Он слегка покачивает головой, глядя прямо перед собой. Такси останавливается на стоянке возле автовокзала. «Шевроле» папы Эндрю тысяча девятьсот шестьдесят девятого года — единственная машина на стоянке. Да, в этот старинный тарантас нельзя не влюбиться.

Эндрю расплачивается с водителем, и мы выходим.

— Доброй ночи, приятель, — говорит он, и такси отчаливает.

Пока мы едем к дому его отца, я всю дорогу молчу, думаю над его словами, но, когда машина подъезжает к безукоризненно чистому и опрятному зданию, встрепенувшись, открываю рот.

— Вот это да! — говорю я, вылезая из машины. — Ничего себе домик!

Эндрю захлопывает дверцу.

— Да… У отца своя довольно успешная проектно-строительная компания, — равнодушно произносит он. — Пошли скорей, не хочу тратить лишнее время, боюсь, Эйдан заявится.

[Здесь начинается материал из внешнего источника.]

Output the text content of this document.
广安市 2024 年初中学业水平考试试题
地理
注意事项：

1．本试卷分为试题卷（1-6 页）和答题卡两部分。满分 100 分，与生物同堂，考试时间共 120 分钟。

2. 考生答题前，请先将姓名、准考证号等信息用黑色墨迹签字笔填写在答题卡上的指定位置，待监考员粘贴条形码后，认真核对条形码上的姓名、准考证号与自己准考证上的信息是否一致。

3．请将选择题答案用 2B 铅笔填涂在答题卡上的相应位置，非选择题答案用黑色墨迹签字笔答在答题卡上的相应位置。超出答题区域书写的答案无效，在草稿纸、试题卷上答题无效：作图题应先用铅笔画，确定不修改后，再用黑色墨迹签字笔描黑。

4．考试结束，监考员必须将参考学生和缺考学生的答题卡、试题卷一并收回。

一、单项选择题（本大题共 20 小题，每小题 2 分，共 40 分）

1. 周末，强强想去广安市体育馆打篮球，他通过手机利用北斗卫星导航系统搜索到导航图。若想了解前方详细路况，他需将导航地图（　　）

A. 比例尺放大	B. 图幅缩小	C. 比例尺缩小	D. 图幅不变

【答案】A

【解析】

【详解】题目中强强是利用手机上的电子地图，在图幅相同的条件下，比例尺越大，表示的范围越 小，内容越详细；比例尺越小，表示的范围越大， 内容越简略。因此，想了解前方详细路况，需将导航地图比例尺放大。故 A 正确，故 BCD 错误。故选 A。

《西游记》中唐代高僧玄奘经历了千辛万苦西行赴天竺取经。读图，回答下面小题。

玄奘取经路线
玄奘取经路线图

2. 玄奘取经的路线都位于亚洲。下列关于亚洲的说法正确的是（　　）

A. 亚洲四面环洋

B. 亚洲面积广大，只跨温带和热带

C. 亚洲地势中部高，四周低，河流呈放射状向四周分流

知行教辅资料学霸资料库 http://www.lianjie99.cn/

Иду за ним по извилистой, обсаженной деревьями и кустарником дорожке, ведущей к парадной двери трехэтажного здания. Все вокруг говорит о благополучии и достатке, и мне трудно представить, что здесь живет его отец, тот мужчина, которого я видела недавно. Он произвел на меня впечатление человека гораздо более простого и совершенно не практичного, в отличие от моей мамы.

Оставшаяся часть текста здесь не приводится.